Im Pressetext habe ich auch gelesen, dass ihr, obwohl ihr mittlerweile wieder sehr nahe beieinander wohnt, häufig alleine geschrieben habt. Warum war das so, warum habt ihr euch nicht getroffen?
Hier in Umeå sind wir zu viert, unser Keyboards Kristian Karlsson lebt in einer anderen Stadt weit im Süden. Eigentlich in der Mitte Schwedens, aber die Strecke ist sehr weit. Wir vier hier sind aber sehr umtriebig. Alle haben wir kleine Kinder und Jobs. Das Leben kam also irgendwie dazwischen. Eigentlich war der Plan, das gleiche Aufnahmestudio aufzusuchen, in dem wir auch an „A Dawn To Fear“ gearbeitet haben, und dort zehn Tage lang zu schreiben. Aber die Grenzen waren geschlossen. So haben wir eben dann geschrieben, wenn es unser Leben zugelassen hat. Das war vielleicht nicht ideal, aber mal ehrlich, war irgendetwas ideal in den letzten beiden Jahren?

Auf „The Long Road North“ habt ihr sehr viele Gäste. Schon in der Vergangenheit hattet ihr immer mal welche, mit „The Mariner“ habt ihr sogar ein komplettes Album mit Julie Christmas aufgenommen, aber so prominent wie dieses Mal waren die Gastbeiträge noch nie.
Das stimmt. Ich glaube, wir hatten auf allen unseren Alben irgendwelche Gäste, außer bei „Vertikal“, glaube ich. Aber nicht so viele und nicht so offensichtlich. Mariam Wallentin, Colin Stetson, Christian und Laurent von PHOENIX – und das sind nur die, die man auch hören kann. Es gab noch mehr, aber das steckt aktuell noch in der Pipeline. Es gibt noch viel mehr Interpretationen von „Beyond“, sehr viele sogar. Mal sehen, was mit ihnen passiert.

Im Hintergrund von „An offering to the wind“ ist ein Saxofon zu hören, im Titeltrack ein Akkordeon. Wie entscheidet ihr, dass ein außergewöhnliches Instrument benötigt wird, um einem Lied noch etwas hinzuzufügen?
Das kann wirklich alles sein. Eine klare Idee, dass man ein vorhandenes Instrument im Studio wie eine Orgel oder eine Percussion-Instrument nutzen möchte. Andere kommen aus dem Nichts. Wir denken Ideen nicht tot, sondern probieren sie einfach aus.
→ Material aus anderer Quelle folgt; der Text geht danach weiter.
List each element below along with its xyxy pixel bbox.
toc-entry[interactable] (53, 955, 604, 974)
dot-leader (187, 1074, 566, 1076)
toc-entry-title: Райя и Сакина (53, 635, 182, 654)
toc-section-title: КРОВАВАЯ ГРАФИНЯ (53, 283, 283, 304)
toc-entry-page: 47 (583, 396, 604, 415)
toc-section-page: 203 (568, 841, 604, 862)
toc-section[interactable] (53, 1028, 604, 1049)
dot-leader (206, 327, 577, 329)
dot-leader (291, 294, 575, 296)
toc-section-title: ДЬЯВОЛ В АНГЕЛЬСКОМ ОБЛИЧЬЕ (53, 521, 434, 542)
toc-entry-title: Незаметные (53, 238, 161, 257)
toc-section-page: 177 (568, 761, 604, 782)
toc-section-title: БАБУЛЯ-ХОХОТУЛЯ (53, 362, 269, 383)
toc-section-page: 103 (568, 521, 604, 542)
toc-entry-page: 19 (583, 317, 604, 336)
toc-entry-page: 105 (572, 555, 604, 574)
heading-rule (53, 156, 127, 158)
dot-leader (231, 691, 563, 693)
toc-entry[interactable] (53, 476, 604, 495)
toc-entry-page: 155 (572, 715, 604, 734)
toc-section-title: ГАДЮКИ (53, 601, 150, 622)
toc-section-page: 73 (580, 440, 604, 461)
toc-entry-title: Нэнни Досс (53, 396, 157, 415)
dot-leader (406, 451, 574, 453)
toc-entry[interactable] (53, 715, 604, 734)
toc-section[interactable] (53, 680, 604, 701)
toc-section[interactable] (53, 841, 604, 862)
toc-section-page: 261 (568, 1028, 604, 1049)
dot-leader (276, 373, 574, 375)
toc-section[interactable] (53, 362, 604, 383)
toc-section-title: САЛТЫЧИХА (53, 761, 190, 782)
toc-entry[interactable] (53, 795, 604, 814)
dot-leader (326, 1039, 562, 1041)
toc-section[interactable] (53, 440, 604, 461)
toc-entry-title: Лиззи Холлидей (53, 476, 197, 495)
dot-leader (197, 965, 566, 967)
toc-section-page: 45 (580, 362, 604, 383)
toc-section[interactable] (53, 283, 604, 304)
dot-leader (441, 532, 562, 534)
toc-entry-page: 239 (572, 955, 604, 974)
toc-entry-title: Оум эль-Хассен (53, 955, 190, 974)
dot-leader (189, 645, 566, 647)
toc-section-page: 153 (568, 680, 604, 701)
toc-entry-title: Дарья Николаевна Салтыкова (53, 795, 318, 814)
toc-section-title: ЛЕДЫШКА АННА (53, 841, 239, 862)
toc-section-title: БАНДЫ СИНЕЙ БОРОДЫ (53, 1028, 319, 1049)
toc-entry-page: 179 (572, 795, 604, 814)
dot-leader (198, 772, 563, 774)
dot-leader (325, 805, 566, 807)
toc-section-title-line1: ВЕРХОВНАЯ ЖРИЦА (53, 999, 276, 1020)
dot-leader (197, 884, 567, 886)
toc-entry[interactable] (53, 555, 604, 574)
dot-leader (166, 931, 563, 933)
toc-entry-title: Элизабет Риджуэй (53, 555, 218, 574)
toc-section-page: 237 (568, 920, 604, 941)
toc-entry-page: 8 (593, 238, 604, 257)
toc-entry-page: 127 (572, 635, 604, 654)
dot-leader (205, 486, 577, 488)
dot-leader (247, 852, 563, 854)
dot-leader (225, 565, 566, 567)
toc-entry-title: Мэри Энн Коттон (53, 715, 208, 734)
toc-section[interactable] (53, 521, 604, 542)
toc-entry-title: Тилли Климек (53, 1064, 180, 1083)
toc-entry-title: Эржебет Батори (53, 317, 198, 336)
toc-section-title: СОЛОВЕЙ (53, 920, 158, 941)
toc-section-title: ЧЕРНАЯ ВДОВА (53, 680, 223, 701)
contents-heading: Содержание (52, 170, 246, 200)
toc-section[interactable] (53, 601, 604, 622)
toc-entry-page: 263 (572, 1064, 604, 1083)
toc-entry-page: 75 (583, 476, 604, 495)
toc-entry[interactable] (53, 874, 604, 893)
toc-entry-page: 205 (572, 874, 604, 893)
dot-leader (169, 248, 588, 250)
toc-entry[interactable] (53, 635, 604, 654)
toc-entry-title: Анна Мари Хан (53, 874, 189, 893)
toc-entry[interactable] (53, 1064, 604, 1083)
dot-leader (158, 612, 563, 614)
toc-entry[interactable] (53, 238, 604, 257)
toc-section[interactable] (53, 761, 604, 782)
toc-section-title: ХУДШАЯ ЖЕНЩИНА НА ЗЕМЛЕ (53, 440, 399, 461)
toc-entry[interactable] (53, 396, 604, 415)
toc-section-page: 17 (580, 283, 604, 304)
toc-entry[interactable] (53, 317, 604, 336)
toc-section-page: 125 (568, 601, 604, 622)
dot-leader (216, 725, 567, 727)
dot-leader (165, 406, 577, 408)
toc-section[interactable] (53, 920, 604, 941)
Warum ist es gerade dieses Album, auf dem ihr so viele Gäste versammelt habt? Liegt das an der Pandemie? Wolltet ihr wenigstens auf einem Album viele Menschen auf einmal um euch haben?
Nein, ich glaube wirklich, dass das Zufall ist. Die Jungs von PHOENIX kennen wir zum Beispiel schon seit vielen Jahren. In dieser einen Passage von „Blood upon stone“ kamen wir einfach nicht weiter. Ich habe gedacht, dass Christian und Branco hier vielleicht etwas beisteuern können. Oft waren das keine konkreten Ideen, eher Impulse. Auch bei Colin war das so. Wenn du über die Jahre so viele talentierte Menschen kennen gelernt hast, dann kannst du sie ohne Risiko fragen, ob sie etwas beitragen möchten. Du kannst sicher sein, dass sie dich mit ihrem Talent weiterbringen. Wie schon gesagt, wir kauen auf vielen Dingen nicht groß herum, sie passieren einfach.